Beyond Bumper Sticker Ethics 1

Beyond Bumper Sticker Ethics 1 2011-08-30T08:00:43-05:00

Steve Wilkens, at Azusa Pacific, is one of those professors who can write textbooks for students that can also be used in churches. His newest book, Beyond Bumper Sticker Ethics: An Introduction to Theories of Right and Wrong, is an excellent introduction to ethical theory.

Here is what a good introduction does: first, it knows where people are and begins there and takes them to understanding the subject. (Too many textbooks assume too much on the part of the reader.) Second, it explains a discipline comprehensively and adequately. (Too many are neither comprehensive nor adequate; too many try to be exhaustive, and they become exhausting to read.) Third, a good textbook makes something not possible to misunderstand. (Some explain but leave too many points unclear and misunderstandings arise.) Fourth, a good introduction needs to have some wit and fun and personality. (The legacy of modernity and scientism is disinterestedness and impersonality. OK, if you want that, but my own experience with students is that they want to have some fun, too, so the textbook writer needs to gain the journalist’s capacity to find the right personal connection so that it becomes absorbing too.)

What do you think of “divine command theory”? Do you think this is how best to frame biblical and Christian ethics?

Steve Wilkens knows how to do this, and he does it well. In addition to his worldviews book (Hidden Worldviews: Eight Cultural Stories That Shape Our Lives), this book is useful to students taking an ethics class and I believe church study groups can use this book, too. (If we can get people away from thinking study groups are for … I’ll stop there.)

I want to begin today with Steve’s last chapter, the one on “divine command theory.” I want to begin here because it is what I think one of the most common approaches to Christian ethics, it is a strong element in some of the responses to Rob Bell (e.g., at times in the Chan-Sprinkle book), and while it may appear to be the one of the most natural approaches to ethics for Christians, it is not without its problems.
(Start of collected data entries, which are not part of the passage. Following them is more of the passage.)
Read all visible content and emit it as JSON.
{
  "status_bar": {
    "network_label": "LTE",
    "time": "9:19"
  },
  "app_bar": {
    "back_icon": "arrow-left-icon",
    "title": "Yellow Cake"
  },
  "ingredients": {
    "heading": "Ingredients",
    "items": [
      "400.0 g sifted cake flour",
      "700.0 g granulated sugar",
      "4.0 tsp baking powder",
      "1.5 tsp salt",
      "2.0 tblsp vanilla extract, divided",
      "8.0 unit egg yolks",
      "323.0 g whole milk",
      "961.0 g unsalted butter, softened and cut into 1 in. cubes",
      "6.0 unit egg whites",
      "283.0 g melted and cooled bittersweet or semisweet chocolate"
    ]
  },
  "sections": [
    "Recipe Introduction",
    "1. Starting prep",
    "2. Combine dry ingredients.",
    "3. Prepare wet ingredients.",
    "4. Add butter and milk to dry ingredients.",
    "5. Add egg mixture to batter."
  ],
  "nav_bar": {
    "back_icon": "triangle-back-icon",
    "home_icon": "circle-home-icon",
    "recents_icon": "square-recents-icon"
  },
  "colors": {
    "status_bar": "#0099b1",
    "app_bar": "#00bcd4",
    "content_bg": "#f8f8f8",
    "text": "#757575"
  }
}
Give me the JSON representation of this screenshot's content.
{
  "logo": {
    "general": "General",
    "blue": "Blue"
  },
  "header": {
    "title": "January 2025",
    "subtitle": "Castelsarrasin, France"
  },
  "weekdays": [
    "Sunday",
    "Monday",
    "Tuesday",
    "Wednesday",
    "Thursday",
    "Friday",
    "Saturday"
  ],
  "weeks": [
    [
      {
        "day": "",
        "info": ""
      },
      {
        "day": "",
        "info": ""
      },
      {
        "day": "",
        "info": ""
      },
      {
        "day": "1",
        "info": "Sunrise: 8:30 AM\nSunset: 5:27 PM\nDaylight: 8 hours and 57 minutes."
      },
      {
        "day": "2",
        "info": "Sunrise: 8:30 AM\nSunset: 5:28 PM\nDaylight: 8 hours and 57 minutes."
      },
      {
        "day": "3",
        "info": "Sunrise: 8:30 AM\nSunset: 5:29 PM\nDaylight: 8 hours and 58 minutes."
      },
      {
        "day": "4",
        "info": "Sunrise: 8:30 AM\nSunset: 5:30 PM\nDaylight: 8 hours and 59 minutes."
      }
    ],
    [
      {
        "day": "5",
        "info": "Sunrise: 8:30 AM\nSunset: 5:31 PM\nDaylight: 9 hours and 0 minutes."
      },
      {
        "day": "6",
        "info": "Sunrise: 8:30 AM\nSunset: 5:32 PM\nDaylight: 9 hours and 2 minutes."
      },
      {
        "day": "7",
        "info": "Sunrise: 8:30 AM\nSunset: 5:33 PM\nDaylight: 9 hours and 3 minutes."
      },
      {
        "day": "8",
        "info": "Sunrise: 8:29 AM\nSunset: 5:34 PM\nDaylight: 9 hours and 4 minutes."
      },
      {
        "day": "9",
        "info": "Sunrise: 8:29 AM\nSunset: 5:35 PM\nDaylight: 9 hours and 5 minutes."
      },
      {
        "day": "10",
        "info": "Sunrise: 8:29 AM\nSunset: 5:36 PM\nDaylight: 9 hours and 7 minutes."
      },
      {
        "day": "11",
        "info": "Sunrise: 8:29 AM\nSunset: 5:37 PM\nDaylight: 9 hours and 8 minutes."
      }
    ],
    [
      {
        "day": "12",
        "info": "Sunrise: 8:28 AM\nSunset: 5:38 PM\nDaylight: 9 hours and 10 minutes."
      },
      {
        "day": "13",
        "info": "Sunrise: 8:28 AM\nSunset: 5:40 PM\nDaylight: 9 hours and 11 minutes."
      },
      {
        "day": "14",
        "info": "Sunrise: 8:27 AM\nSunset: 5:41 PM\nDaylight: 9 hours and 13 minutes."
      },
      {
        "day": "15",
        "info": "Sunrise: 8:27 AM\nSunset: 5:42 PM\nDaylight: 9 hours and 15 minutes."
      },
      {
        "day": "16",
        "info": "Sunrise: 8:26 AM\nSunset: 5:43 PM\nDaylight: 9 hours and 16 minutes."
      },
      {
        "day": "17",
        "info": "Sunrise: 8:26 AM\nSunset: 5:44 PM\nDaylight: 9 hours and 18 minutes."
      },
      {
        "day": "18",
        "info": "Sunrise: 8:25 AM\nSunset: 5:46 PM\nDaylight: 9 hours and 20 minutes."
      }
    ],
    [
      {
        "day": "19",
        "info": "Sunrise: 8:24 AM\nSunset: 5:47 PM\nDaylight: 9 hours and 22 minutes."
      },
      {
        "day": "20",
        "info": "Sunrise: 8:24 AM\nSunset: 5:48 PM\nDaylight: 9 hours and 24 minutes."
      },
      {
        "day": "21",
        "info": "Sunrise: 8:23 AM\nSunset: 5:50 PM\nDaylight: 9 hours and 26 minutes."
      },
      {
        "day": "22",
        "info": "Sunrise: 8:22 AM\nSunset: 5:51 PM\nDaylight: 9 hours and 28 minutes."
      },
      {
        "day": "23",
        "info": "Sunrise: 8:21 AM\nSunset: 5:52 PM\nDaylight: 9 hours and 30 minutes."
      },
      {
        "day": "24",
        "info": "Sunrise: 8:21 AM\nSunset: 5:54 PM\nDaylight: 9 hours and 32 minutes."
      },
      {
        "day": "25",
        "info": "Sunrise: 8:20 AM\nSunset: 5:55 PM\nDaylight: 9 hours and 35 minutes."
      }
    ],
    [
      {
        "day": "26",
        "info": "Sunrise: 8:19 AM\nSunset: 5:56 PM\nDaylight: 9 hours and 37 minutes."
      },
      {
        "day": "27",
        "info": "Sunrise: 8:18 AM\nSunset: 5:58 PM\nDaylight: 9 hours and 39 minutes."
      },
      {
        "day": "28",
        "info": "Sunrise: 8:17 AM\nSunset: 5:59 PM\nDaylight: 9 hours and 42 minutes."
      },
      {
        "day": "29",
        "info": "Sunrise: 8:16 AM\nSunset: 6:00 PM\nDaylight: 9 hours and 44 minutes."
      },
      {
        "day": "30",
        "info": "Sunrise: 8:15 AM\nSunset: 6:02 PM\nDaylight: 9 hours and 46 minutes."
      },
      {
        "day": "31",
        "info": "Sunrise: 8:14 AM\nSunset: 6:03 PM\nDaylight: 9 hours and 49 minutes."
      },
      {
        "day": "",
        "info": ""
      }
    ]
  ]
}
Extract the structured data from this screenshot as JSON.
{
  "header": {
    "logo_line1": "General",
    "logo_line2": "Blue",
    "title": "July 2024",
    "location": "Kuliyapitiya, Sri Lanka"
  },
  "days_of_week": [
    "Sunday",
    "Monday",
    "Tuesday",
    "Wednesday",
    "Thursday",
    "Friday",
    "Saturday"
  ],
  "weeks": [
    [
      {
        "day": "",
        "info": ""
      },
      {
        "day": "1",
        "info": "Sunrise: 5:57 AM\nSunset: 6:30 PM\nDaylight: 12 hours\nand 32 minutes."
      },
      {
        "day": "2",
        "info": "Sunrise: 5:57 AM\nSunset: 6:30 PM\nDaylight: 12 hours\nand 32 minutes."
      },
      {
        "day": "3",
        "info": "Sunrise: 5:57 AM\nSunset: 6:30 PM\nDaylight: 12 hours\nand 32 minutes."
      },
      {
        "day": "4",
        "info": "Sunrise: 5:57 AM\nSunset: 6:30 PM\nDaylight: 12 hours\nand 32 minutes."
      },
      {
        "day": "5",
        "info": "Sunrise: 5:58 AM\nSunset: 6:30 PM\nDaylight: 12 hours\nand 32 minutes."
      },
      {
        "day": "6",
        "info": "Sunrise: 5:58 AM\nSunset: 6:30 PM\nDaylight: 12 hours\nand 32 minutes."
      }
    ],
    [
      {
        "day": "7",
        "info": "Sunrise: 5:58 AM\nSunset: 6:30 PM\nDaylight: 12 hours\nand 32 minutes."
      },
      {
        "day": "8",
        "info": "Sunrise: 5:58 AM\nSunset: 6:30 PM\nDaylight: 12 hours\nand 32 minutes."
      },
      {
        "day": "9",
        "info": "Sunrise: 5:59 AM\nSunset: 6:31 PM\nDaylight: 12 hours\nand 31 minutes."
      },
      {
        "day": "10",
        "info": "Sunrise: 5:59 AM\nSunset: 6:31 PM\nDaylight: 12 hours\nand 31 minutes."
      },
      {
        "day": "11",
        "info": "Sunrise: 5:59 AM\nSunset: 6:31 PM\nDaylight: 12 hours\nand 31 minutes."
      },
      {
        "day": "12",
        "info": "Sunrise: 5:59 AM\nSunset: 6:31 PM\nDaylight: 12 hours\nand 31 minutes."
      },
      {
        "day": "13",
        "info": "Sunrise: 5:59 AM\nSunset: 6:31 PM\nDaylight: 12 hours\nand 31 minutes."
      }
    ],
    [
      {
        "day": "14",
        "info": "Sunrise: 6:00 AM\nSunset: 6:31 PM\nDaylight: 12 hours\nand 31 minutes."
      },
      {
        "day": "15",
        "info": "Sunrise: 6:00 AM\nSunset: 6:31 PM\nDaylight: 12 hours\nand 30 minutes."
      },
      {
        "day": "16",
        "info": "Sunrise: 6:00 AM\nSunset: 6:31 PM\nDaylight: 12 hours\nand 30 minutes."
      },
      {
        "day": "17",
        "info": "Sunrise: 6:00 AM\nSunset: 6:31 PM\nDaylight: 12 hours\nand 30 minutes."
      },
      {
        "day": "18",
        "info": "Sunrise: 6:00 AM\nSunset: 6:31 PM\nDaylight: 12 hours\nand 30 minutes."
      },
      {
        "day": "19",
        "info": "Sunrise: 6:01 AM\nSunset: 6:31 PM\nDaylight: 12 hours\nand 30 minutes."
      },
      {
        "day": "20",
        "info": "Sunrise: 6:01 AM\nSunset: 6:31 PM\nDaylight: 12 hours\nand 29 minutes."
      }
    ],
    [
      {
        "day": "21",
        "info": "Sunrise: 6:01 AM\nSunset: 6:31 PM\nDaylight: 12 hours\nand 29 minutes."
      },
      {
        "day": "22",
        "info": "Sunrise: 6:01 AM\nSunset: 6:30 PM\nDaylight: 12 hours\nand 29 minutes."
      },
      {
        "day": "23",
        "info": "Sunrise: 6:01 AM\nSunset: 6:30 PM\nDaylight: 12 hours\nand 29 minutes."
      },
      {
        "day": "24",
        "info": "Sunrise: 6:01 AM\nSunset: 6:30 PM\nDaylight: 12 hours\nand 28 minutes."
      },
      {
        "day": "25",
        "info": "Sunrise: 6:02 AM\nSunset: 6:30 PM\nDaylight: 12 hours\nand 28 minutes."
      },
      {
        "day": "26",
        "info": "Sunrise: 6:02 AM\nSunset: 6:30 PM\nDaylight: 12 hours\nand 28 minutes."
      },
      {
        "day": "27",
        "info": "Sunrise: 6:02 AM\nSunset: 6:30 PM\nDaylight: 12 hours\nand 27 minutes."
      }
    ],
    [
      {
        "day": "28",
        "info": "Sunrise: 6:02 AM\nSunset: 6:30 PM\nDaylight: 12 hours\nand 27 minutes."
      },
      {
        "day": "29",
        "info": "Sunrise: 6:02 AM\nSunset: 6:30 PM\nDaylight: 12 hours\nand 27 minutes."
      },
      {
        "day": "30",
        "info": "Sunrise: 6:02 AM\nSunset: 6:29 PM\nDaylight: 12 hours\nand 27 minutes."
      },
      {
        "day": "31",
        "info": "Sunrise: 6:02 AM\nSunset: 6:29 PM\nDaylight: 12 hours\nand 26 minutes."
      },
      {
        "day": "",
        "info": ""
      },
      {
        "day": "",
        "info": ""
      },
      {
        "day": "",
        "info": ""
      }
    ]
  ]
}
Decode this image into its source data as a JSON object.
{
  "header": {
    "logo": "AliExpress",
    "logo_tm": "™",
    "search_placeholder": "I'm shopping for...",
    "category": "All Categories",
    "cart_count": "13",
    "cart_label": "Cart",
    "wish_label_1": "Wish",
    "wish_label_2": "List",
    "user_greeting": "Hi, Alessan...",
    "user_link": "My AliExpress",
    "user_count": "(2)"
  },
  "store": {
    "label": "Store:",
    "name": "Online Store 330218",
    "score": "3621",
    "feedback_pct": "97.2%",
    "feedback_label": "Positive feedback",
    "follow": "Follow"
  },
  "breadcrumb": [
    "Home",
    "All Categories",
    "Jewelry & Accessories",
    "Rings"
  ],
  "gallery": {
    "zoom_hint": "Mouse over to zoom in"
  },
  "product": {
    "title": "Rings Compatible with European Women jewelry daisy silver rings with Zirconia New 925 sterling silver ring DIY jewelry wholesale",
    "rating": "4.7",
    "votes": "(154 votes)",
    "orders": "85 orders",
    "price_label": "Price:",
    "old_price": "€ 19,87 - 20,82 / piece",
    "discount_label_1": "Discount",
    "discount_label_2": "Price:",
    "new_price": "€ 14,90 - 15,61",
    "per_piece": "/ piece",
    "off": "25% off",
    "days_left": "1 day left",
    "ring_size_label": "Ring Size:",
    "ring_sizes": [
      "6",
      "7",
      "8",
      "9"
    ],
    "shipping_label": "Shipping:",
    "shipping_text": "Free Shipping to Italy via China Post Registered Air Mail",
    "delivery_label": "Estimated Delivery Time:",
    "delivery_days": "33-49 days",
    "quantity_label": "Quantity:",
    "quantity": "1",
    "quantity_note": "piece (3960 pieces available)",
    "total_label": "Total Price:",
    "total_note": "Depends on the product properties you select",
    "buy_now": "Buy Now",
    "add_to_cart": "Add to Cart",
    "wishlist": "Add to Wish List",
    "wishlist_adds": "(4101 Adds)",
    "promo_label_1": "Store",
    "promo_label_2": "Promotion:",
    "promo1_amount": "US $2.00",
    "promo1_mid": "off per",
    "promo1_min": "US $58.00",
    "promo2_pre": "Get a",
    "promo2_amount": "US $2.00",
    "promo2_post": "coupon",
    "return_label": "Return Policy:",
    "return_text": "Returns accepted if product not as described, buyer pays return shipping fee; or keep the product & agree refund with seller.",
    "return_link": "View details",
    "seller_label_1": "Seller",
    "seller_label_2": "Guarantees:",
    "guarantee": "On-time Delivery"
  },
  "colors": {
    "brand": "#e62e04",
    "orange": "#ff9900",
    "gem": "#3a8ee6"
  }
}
So, what is divine command theory? Wilkens trots out three elements but before I give his three elements, I want to give a simplistic summary:

God says it, therefore it’s right. Or,
God says, I have to learn to trust God no matter what I think, that settles it!

First, our creaturely nature obligates us to rules that are part of the created order. God, who is not a created being, is not bound by these rules.

Second, good and evil do not exist independently of God. Instead, they are created by God just as surely as we are.

Third, while there may be a logic to God’s action and decrees, it is presumptuous for humans to believe that our finite minds can discover it.

As you can see, the sovereignty, even inscrutability, of God is uppermost. That is, the authority of God in the Bible, often expressed as the authority of the Bible, becomes supreme, and the fundamental response of humans is to surrender and to trust and to obey (and not to ask questions).

The singular issue is often expressed this way: Is it right because God commands it, or does God command it because it is right? [That is, is God the standard, whether we grasp its logic or not, or does God, too, live up to the standard?] Many, of course, want to say God is the standard and it is right because God commands it, but what is right is also good and justifiable.

This view assumes God’s absolute freedom (and therefore whatever God does is right because God is, by definition, right). It emphasizes the fallenness/sinfulness of humans (likes the ending of Job, therefore), the need for divine revelation in Scripture, the limitations of the human mind, and the need to trust and obey.

But…

Wilkens points to some questions:

Could God command cruelty? And the moment one says “No,” one is pushed into the problem itself because then non-cruelty becomes a standard by which God is measured. God’s freedom, we often say, is not arbitrary.

Does good exist independently of God?

Can we discount the role of reason? Why, then, does God give us reason? Can we use reason for everything but our faith? Are we using reason to establish the validity of divine command ethics?

How do we interpret commands? So God gives commands. But we have to interpret them, which means we are using reason.

Why do non-Christians have so many of the same morals as the Bible? Is not reason at work establishing morals?

Do the divine commands tell us enough? Here Steve pushes into the realm for the need to update, apply, discern, etc, when it comes to living the will of God today in our world in our way.